You can avoid checking all $\binom{n}{k}$ subsets of the rows by taking $k$ random combinations of the rows, that is, compute the determinant of
$$
\left(\sum\xi_{1i}a_i, \sum\xi_{2i} a_i, \ldots, \sum\xi_{ki}a_i\right),
$$
where $\xi_{ij}$ are independent random variables chosen from $[-N, N]\cap\mathbb{Z}$ with respect to the uniform distribution. If the $a_i$ generate $\mathbb{Z}^k$, then this matrix is essentially random, so it will most probably have a very large determinant. Repeat this procedure a few times to obtain determinants $D_1, D_2, \ldots, $, and compute the gcd of these determinants. If the $a_i$ generate $\mathbb{Z}^k$, then with high probability $(D_1, D_2)$ has only very small prime factors.
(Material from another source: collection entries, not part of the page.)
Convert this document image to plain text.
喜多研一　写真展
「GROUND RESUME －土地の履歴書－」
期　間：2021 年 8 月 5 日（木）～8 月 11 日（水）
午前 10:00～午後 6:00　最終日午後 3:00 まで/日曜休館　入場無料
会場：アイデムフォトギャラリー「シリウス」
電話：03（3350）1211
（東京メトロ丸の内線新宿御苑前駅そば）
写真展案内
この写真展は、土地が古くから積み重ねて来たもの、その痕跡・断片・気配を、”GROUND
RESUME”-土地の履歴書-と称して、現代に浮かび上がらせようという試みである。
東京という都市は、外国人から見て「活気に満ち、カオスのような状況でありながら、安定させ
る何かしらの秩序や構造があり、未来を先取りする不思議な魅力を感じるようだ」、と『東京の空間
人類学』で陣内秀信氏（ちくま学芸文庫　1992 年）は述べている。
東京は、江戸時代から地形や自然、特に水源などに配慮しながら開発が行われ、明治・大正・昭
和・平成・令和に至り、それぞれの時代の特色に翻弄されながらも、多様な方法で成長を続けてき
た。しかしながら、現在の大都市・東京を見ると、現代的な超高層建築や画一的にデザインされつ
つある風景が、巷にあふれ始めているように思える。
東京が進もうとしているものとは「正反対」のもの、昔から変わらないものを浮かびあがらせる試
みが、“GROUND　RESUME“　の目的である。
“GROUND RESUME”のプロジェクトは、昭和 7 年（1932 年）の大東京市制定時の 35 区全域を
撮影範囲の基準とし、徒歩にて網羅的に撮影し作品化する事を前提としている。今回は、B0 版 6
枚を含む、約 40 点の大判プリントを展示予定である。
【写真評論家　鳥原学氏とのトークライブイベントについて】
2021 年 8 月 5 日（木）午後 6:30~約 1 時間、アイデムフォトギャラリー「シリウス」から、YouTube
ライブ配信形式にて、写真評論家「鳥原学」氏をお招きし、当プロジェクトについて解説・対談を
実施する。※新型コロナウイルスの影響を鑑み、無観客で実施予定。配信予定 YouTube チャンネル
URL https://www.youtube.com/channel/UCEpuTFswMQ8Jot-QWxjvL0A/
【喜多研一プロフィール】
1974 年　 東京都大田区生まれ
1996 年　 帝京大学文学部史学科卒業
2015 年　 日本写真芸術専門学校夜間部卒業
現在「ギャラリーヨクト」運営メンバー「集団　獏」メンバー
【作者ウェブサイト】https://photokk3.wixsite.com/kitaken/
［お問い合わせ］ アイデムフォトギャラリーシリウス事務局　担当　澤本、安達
If not ,compute a few more determinants, until either you can factor the result, or the sequence $(D_1,D_2), (D_1, D_2, D_3), \ldots, (D_1^, \ldots, D_k)$ seems to stabilize. In the frst case apply Gauss elimination modulo the product of all occurring prime factors, in the second case most probably the limit of the sequence equals the gcd of all $k\times k$-subdeterminants. This can again be shown by Gaus elimination. Note that while Gauss elimination is not a practical method for the original matrix, it works well modulo some integer, even if this integer is rather large.

Actually computing the probabilities occurring is difficult, as you can only prove good results if $N$ is absurdly large. However, in practice rather small values of $N$, say $10^6$ often work.